# Bayesian Linear Regression - Creating a distribution for a new prediction

I'm using MCMC to fit a linear regression model with the end goal of making predictions for new observations. See reproducible example below:

library(ggplot2)
library(MCMCpack)
library(dplyr)
data(mpg)
attach(mpg)

# Variance of hwy for each trans category
# Some categories e.g. auto(s5) have a bigger variance
# How can I make the distribution for a new prediction reflect this?
vars <- mpg %>%
group_by(trans) %>%
summarise(hwy_var=var(hwy)) %>%
ungroup()

# Fit model
bm <- MCMCregress(hwy ~ year + cyl + trans + cty)

# Want to find distribution of hwy for new data point
new_obs <- data.frame(year=1999, cyl=4, trans="auto(l6)", cty=16)


What I want to capture in predicting hwy for the new_obs is a predictive distribution, taking into account its predictor values. For example, auto(l6) is a category with a larger hwy variance (as seen in vars) so I'd like the predictive distribution for this point to be wider. Is this possible with Bayesian statistics? Or any other method?

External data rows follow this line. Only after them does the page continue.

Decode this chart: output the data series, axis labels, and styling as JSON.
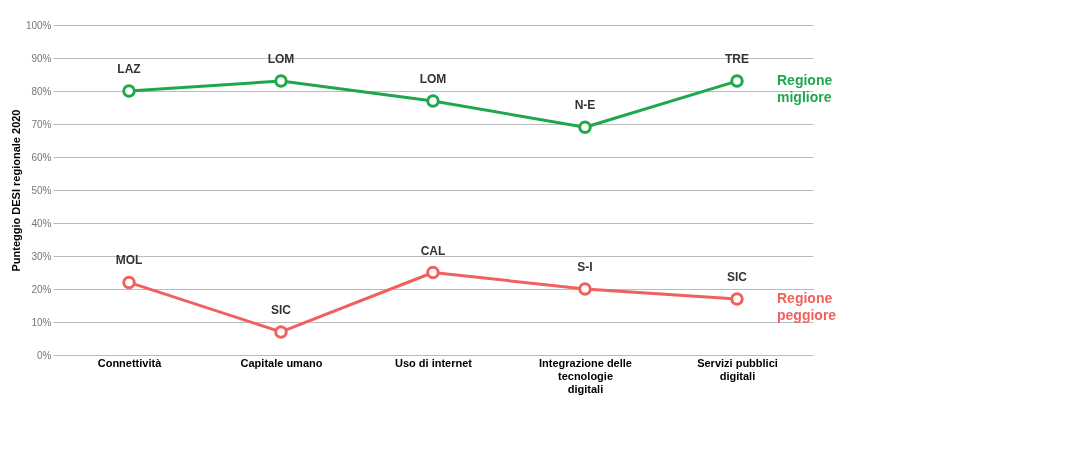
{
  "chart_data": {
    "type": "line",
    "ylabel": "Punteggio DESI regionale 2020",
    "categories": [
      "Connettività",
      "Capitale umano",
      "Uso di internet",
      "Integrazione delle tecnologie digitali",
      "Servizi pubblici digitali"
    ],
    "series": [
      {
        "name": "Regione migliore",
        "color": "#1fa84a",
        "values": [
          80,
          83,
          77,
          69,
          83
        ],
        "value_labels": [
          "LAZ",
          "LOM",
          "LOM",
          "N-E",
          "TRE"
        ]
      },
      {
        "name": "Regione peggiore",
        "color": "#f0605d",
        "values": [
          22,
          7,
          25,
          20,
          17
        ],
        "value_labels": [
          "MOL",
          "SIC",
          "CAL",
          "S-I",
          "SIC"
        ]
      }
    ],
    "ylim": [
      0,
      100
    ],
    "yticks": [
      {
        "value": 0,
        "label": "0%"
      },
      {
        "value": 10,
        "label": "10%"
      },
      {
        "value": 20,
        "label": "20%"
      },
      {
        "value": 30,
        "label": "30%"
      },
      {
        "value": 40,
        "label": "40%"
      },
      {
        "value": 50,
        "label": "50%"
      },
      {
        "value": 60,
        "label": "60%"
      },
      {
        "value": 70,
        "label": "70%"
      },
      {
        "value": 80,
        "label": "80%"
      },
      {
        "value": 90,
        "label": "90%"
      },
      {
        "value": 100,
        "label": "100%"
      }
    ],
    "grid": "y",
    "legend": "right",
    "marker": "circle",
    "line_style": "solid"
  }
}
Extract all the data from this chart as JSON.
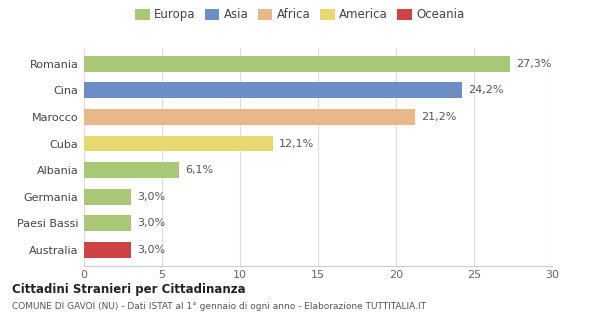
{
  "categories": [
    "Romania",
    "Cina",
    "Marocco",
    "Cuba",
    "Albania",
    "Germania",
    "Paesi Bassi",
    "Australia"
  ],
  "values": [
    27.3,
    24.2,
    21.2,
    12.1,
    6.1,
    3.0,
    3.0,
    3.0
  ],
  "labels": [
    "27,3%",
    "24,2%",
    "21,2%",
    "12,1%",
    "6,1%",
    "3,0%",
    "3,0%",
    "3,0%"
  ],
  "colors": [
    "#a8c878",
    "#6b8fc5",
    "#e8b888",
    "#e8d870",
    "#a8c878",
    "#a8c878",
    "#a8c878",
    "#cc4444"
  ],
  "legend": [
    {
      "label": "Europa",
      "color": "#a8c878"
    },
    {
      "label": "Asia",
      "color": "#6b8fc5"
    },
    {
      "label": "Africa",
      "color": "#e8b888"
    },
    {
      "label": "America",
      "color": "#e8d870"
    },
    {
      "label": "Oceania",
      "color": "#cc4444"
    }
  ],
  "xlim": [
    0,
    30
  ],
  "xticks": [
    0,
    5,
    10,
    15,
    20,
    25,
    30
  ],
  "title_bold": "Cittadini Stranieri per Cittadinanza",
  "subtitle": "COMUNE DI GAVOI (NU) - Dati ISTAT al 1° gennaio di ogni anno - Elaborazione TUTTITALIA.IT",
  "background_color": "#ffffff",
  "bar_height": 0.6,
  "label_fontsize": 8,
  "tick_fontsize": 8,
  "legend_fontsize": 8.5
}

You are probably looking for the posterior predictive distribution. So, what you could do is the following. Suppose that $$(\beta^{(s)},\sigma^{(s)})$$ is the $$s$$th posterior sample of your parameter vector, consisting of the regression coefficients including the intercept and the residual standard deviation. Further, let $$\mathbf x$$ be the set of predictor values for which you want to have the prediction (e.g., (1999, 4,...)), where the first element of $$\mathbf x$$ is a one. Using your $$s=1,2,...,S$$ posterior samples of $$(\beta^{(s)},\sigma^{(s)})$$, calculate $$\hat y^{(s)} = \mathbf x^\top \beta^{(s)}$$ and then draw $$\tilde y^{(s)}$$ from $$\text{Normal}(\hat y^{(s)}, \sigma^{(s)})$$. This will give you $$S$$ draws from the posterior predictive distribution at $$\mathbf x$$.